5. What works well in one part of the country may not in others. Although it is important to lay down national guidelines these should be flexible enough to allow for local adaptation. It is possible that the Health Action Zone initiative can together with its other objectives be used to pilot initiatives in this area.

6. Coterminosity between the boundaries of agencies must be encouraged. Health, social services and housing departments across the country often have different geographical boundaries. This makes integration a nightmare. Clearly one-on-one mapping may not be feasible in every case but a greater simplicity in the arrangements should be achievable. It should be an aspiration where coterminosity does not exist that its absence will be of no consequence to the user.

7. Quality should not be sacrificed at the expense of price. We welcome the move away from Competitive Tendering and the introduction of Best Value pilots. However, the emphasis must be on setting high minimum standards and levering up quality of provision.

8. There should be a review of the current plethora of monitoring bodies – Health Advisory Service, Registration and Inspection Units, Mental Health Act Commission, CHCs, Health Authority Audit Departments with a view to greater clarity and perhaps smaller numbers.
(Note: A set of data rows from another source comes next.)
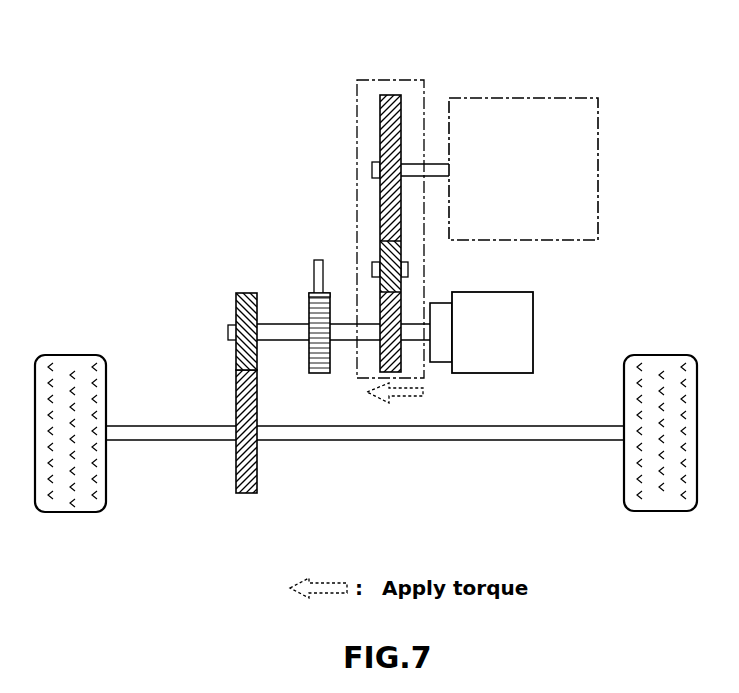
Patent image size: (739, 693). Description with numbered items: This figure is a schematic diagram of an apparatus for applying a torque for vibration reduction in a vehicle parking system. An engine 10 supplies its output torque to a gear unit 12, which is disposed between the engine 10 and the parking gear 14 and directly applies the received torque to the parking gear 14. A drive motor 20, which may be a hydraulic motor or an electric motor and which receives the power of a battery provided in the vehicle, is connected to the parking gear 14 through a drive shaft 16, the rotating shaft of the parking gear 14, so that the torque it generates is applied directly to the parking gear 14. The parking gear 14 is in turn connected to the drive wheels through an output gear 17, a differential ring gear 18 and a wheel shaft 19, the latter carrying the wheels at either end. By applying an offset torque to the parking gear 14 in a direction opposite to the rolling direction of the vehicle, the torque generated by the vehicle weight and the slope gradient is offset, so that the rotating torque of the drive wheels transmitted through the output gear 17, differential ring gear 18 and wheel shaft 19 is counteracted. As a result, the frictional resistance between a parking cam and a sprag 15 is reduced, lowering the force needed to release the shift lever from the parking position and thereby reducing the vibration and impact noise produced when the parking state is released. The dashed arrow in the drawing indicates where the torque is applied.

The engine 10 is at (557, 98).
The gear unit 12 is at (357, 98).
The parking gear 14 is at (307, 307).
The sprag 15 is at (320, 260).
The drive shaft 16 is at (354, 342).
The output gear 17 is at (248, 293).
The differential ring gear 18 is at (244, 495).
The wheel shaft 19 is at (565, 425).
The drive motor 20 is at (533, 313).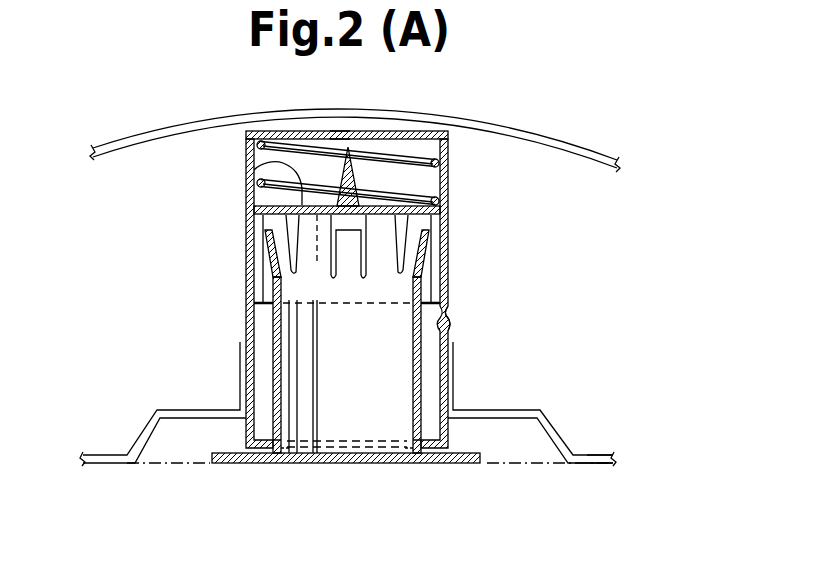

The conflict that can arise arise where one body is both an inspector and commissioner/provider needs to be clarified – not necessarily through separation.

9. Different employers often offer different conditions of employment, for example with different leave entitlements and pay, for essentially the same work. This discourages mobility and encourages a two (or more) tier service, through creating differential staus. Single employment contracts and conditions and/or professional structures across providers would greatly facilitate mobility and reduce the likelihood of variable quality provision of services.

10. Policies for health and social services at the national level need to be far more integrated e.g. funding from the Housing Corporation needs to be more flexible in meeting Community Care needs, the rules by which care budgets of different public sector providers operate need to be more closely aligned or co-ordinated.

11. Ring fenced budgets should be encouraged. Through the experience of joint finance, mental illness specific grant, alcohol and drugs grants it has been shown that such funding can be targeted at areas of most need within a national framework but still allowing for local discretion.

12. There needs to be greater public accountability. Although Local Authority Social Services Committees are far from perfect they do provide a structure for local accountability. By contrast, unelected health authorities tend to be remote and have very little democratic, accountable input from the area that they serve. Various potential models exist, from extending the competence of Local Authority Social Service Committees, through more open and accountable joint working to the democratisation of the NHS.